Overwhelming opposition from parents appears to have prevented a California Senate bill from advancing out of committee Wednesday. The bill would strip parents of their right to exempt their children from one or more doses of vaccinations.
Co-author Senator Richard Pan stands behind it, and it appears to be inspired by a measles outbreak that began in Disneyland last December.
Currently a small 2.54% of California Kindergarteners are exempted from one or more doses of vaccine under a “personal belief” waiver. The majority of these waivers cite a “health care practitioner.”
A much greater 6.9% of un- or under-vaccinated children in California Kindergartens are enrolled as “conditional entrants.” Parents of these children have expressed intent to achieve the vaccination requirements during the school year, but have not yet done so, or a child is not yet old enough for certain school required vaccinations.
Dr. Richard Pan, a California State Senator and Pediatrician, told KCRA News that he knows of many parents supportive of the bill. He told the interviewer that the Education committee is considering changes to the bill that include the homeschooling alternative to vaccination.

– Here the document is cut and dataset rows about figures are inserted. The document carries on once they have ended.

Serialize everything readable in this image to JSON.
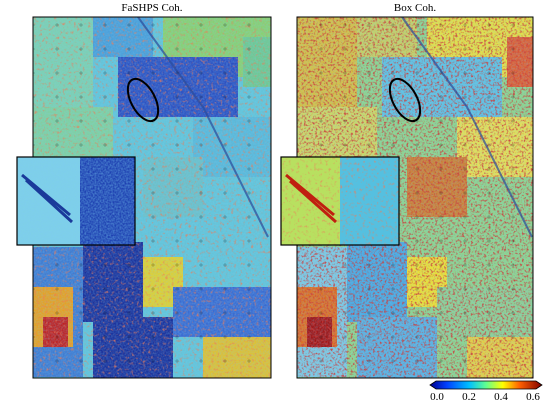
{
  "panels": [
    {
      "title": "FaSHPS Coh."
    },
    {
      "title": "Box Coh."
    }
  ],
  "colorbar": {
    "ticks": [
      "0.0",
      "0.2",
      "0.4",
      "0.6"
    ]
  }
}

Pan notes in the KCRA interview that vaccination rates of populations in certain communities have gotten too low and are the reason such a spread of measles occurred in the Disneyland outbreak. A study released earlier this year demonstrated higher levels of un- or under-vaccination in graduate level-educated and low income communities in the Bay area and Sonoma County.
Pan asserted that this bill is about keeping children safe at school; however, according to Centers for Disease Control (CDC) thresholds for “herd immunity” in regards to measles vaccination, California is already safely in compliance. California Kindergarteners are already vaccinated to 92.6%, while the CDC threshold is only 90%, and that 2014-15 school year vaccination level is a parent-choice-driven uptick from the prior school year.
While hot debate over the “personal belief” waiver pervasively surrounds SB 277 and similar vaccination bills, little has been said regarding “conditional entrants.”